There's just no way it can do that.. DNS does one simple function: Translate an FQDN (fully qualified domain name, e.g. "www.google.com") to an IP address (e.g. 216.239.59.104), after that you're done with DNS - the rest is, indeed must be, taken care of by the routers between your site (to be precise, the site of your access point) and the destination.

The only thing I can see that an alternative DNS system can do is to provide faster fqdn->IP translation, but as soon as your networking application passes the 'gethostbyname' or 'getaddrinfo' system calls then there's no more DNS lookup involved.

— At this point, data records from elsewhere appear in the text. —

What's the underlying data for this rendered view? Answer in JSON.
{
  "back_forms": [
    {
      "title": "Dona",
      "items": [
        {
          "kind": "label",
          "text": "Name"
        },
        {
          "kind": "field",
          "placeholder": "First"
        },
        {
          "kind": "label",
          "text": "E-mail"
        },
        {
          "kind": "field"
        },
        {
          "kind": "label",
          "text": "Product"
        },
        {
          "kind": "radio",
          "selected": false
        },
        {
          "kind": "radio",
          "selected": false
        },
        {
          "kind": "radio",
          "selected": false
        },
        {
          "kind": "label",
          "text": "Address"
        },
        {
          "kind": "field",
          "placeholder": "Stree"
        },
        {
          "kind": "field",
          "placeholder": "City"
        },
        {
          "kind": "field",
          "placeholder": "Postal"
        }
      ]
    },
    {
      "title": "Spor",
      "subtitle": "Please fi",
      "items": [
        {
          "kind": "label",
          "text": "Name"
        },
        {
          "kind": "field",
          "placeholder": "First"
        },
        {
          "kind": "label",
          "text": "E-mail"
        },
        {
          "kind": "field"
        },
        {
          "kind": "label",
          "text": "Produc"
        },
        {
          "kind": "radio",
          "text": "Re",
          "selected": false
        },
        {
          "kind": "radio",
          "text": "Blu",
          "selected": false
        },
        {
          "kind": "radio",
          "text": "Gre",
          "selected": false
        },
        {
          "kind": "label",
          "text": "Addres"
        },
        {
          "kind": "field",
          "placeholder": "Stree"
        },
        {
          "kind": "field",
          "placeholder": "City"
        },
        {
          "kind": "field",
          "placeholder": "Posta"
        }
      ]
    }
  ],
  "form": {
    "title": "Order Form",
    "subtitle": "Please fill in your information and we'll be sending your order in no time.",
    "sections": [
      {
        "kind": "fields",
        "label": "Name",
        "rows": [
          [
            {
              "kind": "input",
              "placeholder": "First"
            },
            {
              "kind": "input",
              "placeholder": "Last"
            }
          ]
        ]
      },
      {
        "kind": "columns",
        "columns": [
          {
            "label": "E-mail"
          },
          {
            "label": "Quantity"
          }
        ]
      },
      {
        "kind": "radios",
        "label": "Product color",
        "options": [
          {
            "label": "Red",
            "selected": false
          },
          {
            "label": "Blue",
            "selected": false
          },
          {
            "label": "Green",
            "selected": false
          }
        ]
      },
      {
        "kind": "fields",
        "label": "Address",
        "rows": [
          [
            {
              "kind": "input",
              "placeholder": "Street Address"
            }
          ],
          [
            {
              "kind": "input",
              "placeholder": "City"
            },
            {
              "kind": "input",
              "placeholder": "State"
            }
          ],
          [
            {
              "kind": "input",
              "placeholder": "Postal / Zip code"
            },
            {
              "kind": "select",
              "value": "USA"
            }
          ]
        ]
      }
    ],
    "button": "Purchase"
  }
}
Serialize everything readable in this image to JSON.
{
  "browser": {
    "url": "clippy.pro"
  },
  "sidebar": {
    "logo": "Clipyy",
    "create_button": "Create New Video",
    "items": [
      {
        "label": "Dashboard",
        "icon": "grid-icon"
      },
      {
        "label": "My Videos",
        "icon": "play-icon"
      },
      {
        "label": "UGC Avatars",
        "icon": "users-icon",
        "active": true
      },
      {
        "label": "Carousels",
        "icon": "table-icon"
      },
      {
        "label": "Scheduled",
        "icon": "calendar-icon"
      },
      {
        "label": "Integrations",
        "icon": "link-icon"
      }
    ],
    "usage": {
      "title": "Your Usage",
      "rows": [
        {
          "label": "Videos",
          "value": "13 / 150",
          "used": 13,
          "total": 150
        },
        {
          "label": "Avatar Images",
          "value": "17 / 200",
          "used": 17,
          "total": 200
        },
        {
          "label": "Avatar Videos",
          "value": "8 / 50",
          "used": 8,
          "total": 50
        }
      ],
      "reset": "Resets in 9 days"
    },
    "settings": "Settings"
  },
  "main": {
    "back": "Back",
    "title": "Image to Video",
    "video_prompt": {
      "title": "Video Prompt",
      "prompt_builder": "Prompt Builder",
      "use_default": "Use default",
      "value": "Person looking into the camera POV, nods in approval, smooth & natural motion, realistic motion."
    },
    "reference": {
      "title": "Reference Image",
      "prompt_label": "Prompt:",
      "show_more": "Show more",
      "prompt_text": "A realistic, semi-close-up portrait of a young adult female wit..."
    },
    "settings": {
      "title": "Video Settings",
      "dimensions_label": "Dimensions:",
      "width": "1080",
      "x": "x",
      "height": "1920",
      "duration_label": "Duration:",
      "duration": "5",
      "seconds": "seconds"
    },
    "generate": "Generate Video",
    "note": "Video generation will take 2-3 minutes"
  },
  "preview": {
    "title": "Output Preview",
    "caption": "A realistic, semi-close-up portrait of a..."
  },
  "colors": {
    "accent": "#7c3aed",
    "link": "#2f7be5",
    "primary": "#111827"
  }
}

Think of it this way: You can actually split the two parts of your communication (DNS lookup/data transfer) manually, like so:
# host www.google.com
www.google.com CNAME www.l.google.com
www.l.google.com A 216.239.59.104
www.l.google.com A 216.239.59.103
www.l.google.com A 216.239.59.147
www.l.google.com A 216.239.59.99

(some IP addresses changed to aaa.bbb etc. below)
# traceroute -n 216.239.59.104
1 aaa.bbb.ccc.ddd 0.234 ms 0.238 ms 0.285 ms
2 eee.fff.ggg.hhh 0.576 ms 0.530 ms 0.525 ms
...
16 72.14.232.241 69.267 ms 69.407 ms 69.364 ms
17 216.239.49.114 71.284 ms 216.239.49.126 71.169 ms 72.061 ms
18 216.239.59.104 69.537 ms 69.632 ms 69.331 ms
#

The 'host' (or the old nslookup) command communicates with your DNS server. The 'traceroute -n' doesn't talk with any DNS at all, so whatever kind of DNS system you're using you'll just end up with an IP address that you can use with traceroute -n. It doesn't make a difference where that IP came from (indeed, it could come from your /etc/hosts file and the lookup would be faster than anything else).